Type Two Diabetes is a treatable, manageable condition in cats. With proper care, the diabetic cat can live a normal, healthy life. In fact, treatment may be easier, and cheaper, than you think. Type Two Diabetes occurs when a cat’s body either produces an insufficient amount of insulin, or is unable to absorb an adequate amount of insulin. Insulin is a hormone produced by the pancreas. It is responsible for distributing glucose, a substance necessary to maintain energy for survival, to the bloodstream. This type of diabetes usually occurs in obese, older cats.
What is Type Two Diabetes?
How to Diagnose Feline Diabetes
The symptoms of Type Two Diabetes are not easily recognized early on. However, once the disease takes hold, the cat will become sluggish and weak. He will find familiar, if unusual, places to hide (such as the bathtub). He will drink more water than usual, and urinate excessively. Finally, he will lose muscle mass, resulting in unexplained weight loss, leaving his bones palpable to the touch under his skin. This is an example, by the way, of how petting cats is a great way to perform a cursory evaluation of a cat’s health.
Take him to the vet. Veterinarians have made great strides within the past few years on the subject of feline diabetes. They have even found that cats can recover from diabetes using human insulin, such as Lantus, combined with a strict diet plan.
The veterinarian will recommend the “Catkins” diet – food that is high in protein and low in carbohydrates. He will also prescribe insulin, most likely of the human variety, and an oral medication, such as glipizide.
Most cats will require one shot (that’s right, the kind with a syringe) of insulin twice a day. The vet will determine the dosage, and often step it up, based upon how much glucose is in the cat’s urine. It may take several adjustments before the dosage is correctly determined. Simply pinch and lift a tent of skin around the cat’s abdomen, or along the sides of his chest, and inject the insulin in the middle of the tent. This is known as a subcutaneous injection – liquid injected in the layer of fat just below the skin. Placing test strips (provided by the vet) in the litter box will measure the glucose level. Shots usually are distributed twelve hours apart, to avoid hyperglycemia. Hyperglycemia occurs when the cat’s glucose level gets too high.

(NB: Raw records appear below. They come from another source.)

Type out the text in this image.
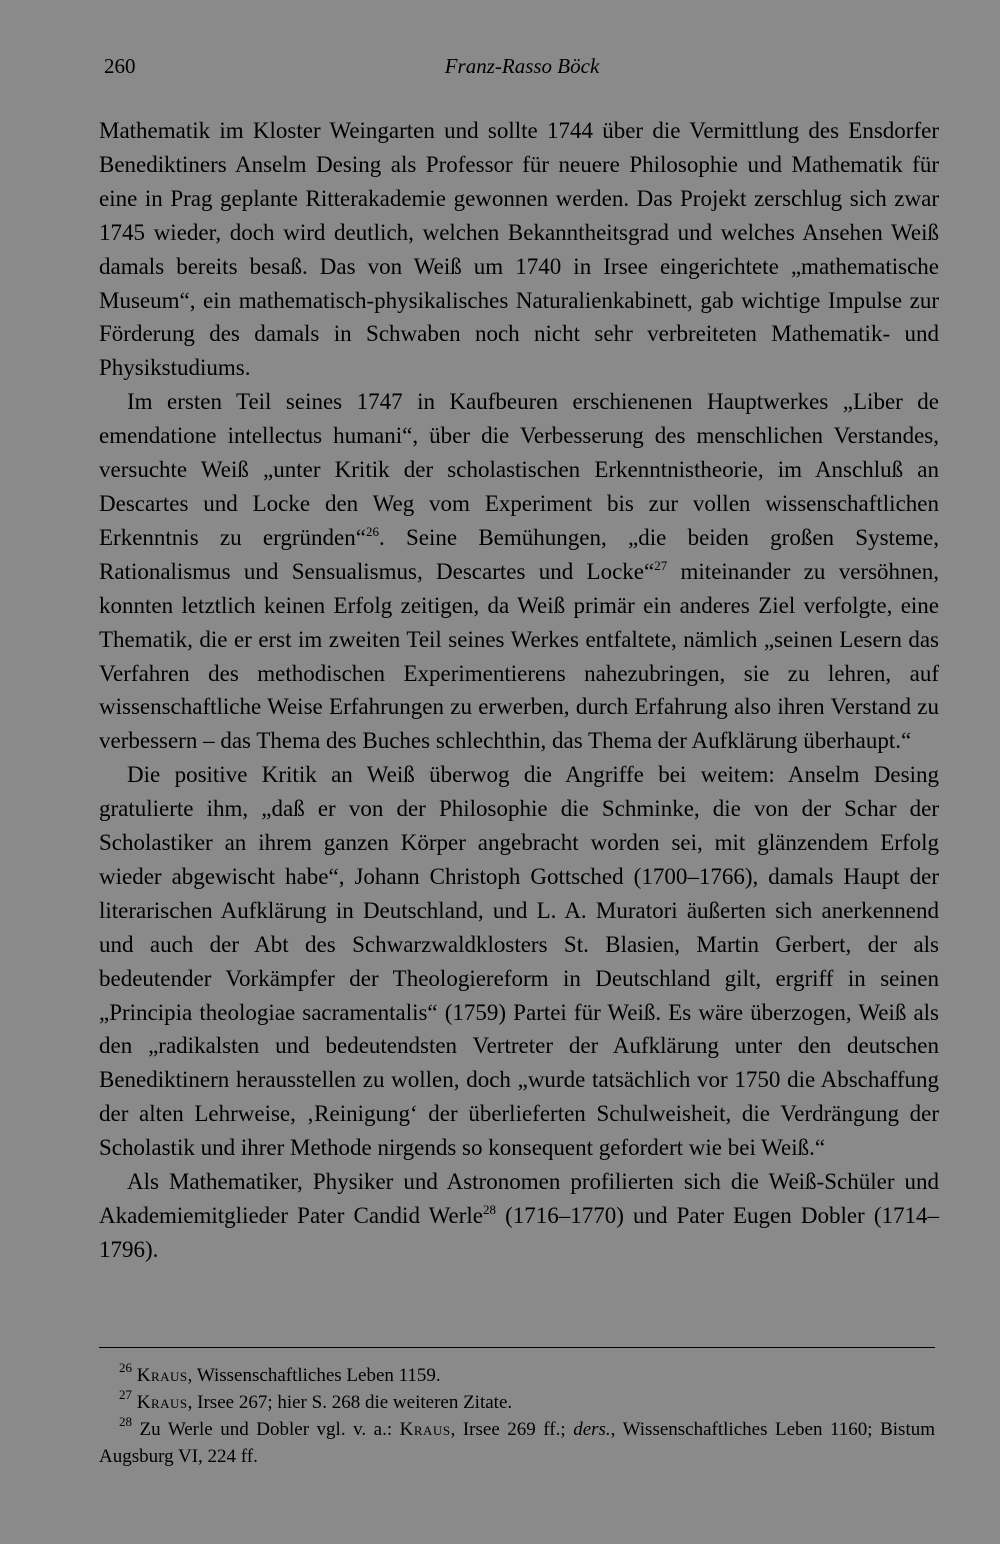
260	Franz-Rasso Böck

Mathematik im Kloster Weingarten und sollte 1744 über die Vermittlung des Ensdorfer Benediktiners Anselm Desing als Professor für neuere Philosophie und Mathematik für eine in Prag geplante Ritterakademie gewonnen werden. Das Projekt zerschlug sich zwar 1745 wieder, doch wird deutlich, welchen Bekanntheitsgrad und welches Ansehen Weiß damals bereits besaß. Das von Weiß um 1740 in Irsee eingerichtete „mathematische Museum“, ein mathematisch-physikalisches Naturalienkabinett, gab wichtige Impulse zur Förderung des damals in Schwaben noch nicht sehr verbreiteten Mathematik- und Physikstudiums.

Im ersten Teil seines 1747 in Kaufbeuren erschienenen Hauptwerkes „Liber de emendatione intellectus humani“, über die Verbesserung des menschlichen Verstandes, versuchte Weiß „unter Kritik der scholastischen Erkenntnistheorie, im Anschluß an Descartes und Locke den Weg vom Experiment bis zur vollen wissenschaftlichen Erkenntnis zu ergründen“$^{26}$. Seine Bemühungen, „die beiden großen Systeme, Rationalismus und Sensualismus, Descartes und Locke“$^{27}$ miteinander zu versöhnen, konnten letztlich keinen Erfolg zeitigen, da Weiß primär ein anderes Ziel verfolgte, eine Thematik, die er erst im zweiten Teil seines Werkes entfaltete, nämlich „seinen Lesern das Verfahren des methodischen Experimentierens nahezubringen, sie zu lehren, auf wissenschaftliche Weise Erfahrungen zu erwerben, durch Erfahrung also ihren Verstand zu verbessern – das Thema des Buches schlechthin, das Thema der Aufklärung überhaupt.“

Die positive Kritik an Weiß überwog die Angriffe bei weitem: Anselm Desing gratulierte ihm, „daß er von der Philosophie die Schminke, die von der Schar der Scholastiker an ihrem ganzen Körper angebracht worden sei, mit glänzendem Erfolg wieder abgewischt habe“, Johann Christoph Gottsched (1700–1766), damals Haupt der literarischen Aufklärung in Deutschland, und L. A. Muratori äußerten sich anerkennend und auch der Abt des Schwarzwaldklosters St. Blasien, Martin Gerbert, der als bedeutender Vorkämpfer der Theologiereform in Deutschland gilt, ergriff in seinen „Principia theologiae sacramentalis“ (1759) Partei für Weiß. Es wäre überzogen, Weiß als den „radikalsten und bedeutendsten Vertreter der Aufklärung unter den deutschen Benediktinern herausstellen zu wollen, doch „wurde tatsächlich vor 1750 die Abschaffung der alten Lehrweise, ‚Reinigung‘ der überlieferten Schulweisheit, die Verdrängung der Scholastik und ihrer Methode nirgends so konsequent gefordert wie bei Weiß.“

Als Mathematiker, Physiker und Astronomen profilierten sich die Weiß-Schüler und Akademiemitglieder Pater Candid Werle$^{28}$ (1716–1770) und Pater Eugen Dobler (1714–1796).

$^{26}$ Kraus, Wissenschaftliches Leben 1159.

$^{27}$ Kraus, Irsee 267; hier S. 268 die weiteren Zitate.

$^{28}$ Zu Werle und Dobler vgl. v. a.: Kraus, Irsee 269 ff.; ders., Wissenschaftliches Leben 1160; Bistum Augsburg VI, 224 ff.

So, the goal is to inject enough insulin to distribute the cat’s glucose throughout his body sufficiently, without distributing too much. A perfect balance, simulating and assisting the excretions from the pancreas, is the desired effect.
Ironically, jabbing a cat with a needle is often easier than spreading its jaws open and cramming a pill down its throat. The old crush-it-up-in-his-food method is probably the most effective. This oral medication will work in conjunction with the insulin to stabilize the amount of glucose absorbed in the blood stream.
Type Two Diabetes is largely facilitated by obesity. The cat’s body is so big, the pancreas simply cannot distribute enough insulin to carry a sufficient amount of glucose throughout the entire body.
The veterinarian will suggest a new brand of food formulated to facilitate weight loss. The diet will work best if the cat is fed on regular intervals, rather than letting him graze. Weight loss will not only help the cat owner manage the cat’s diabetes, but may even lead to a lack of a need for insulin months or years later.
Prognosis: Don’t Give Up
There are proven, trusted methods to manage and improve the condition of the diabetic cat. His life can be saved and extended by following just a few steps. With determination and close consultation with a veterinarian, the cat stricken with Type Two Diabetes can live many more healthy, active, and happy years.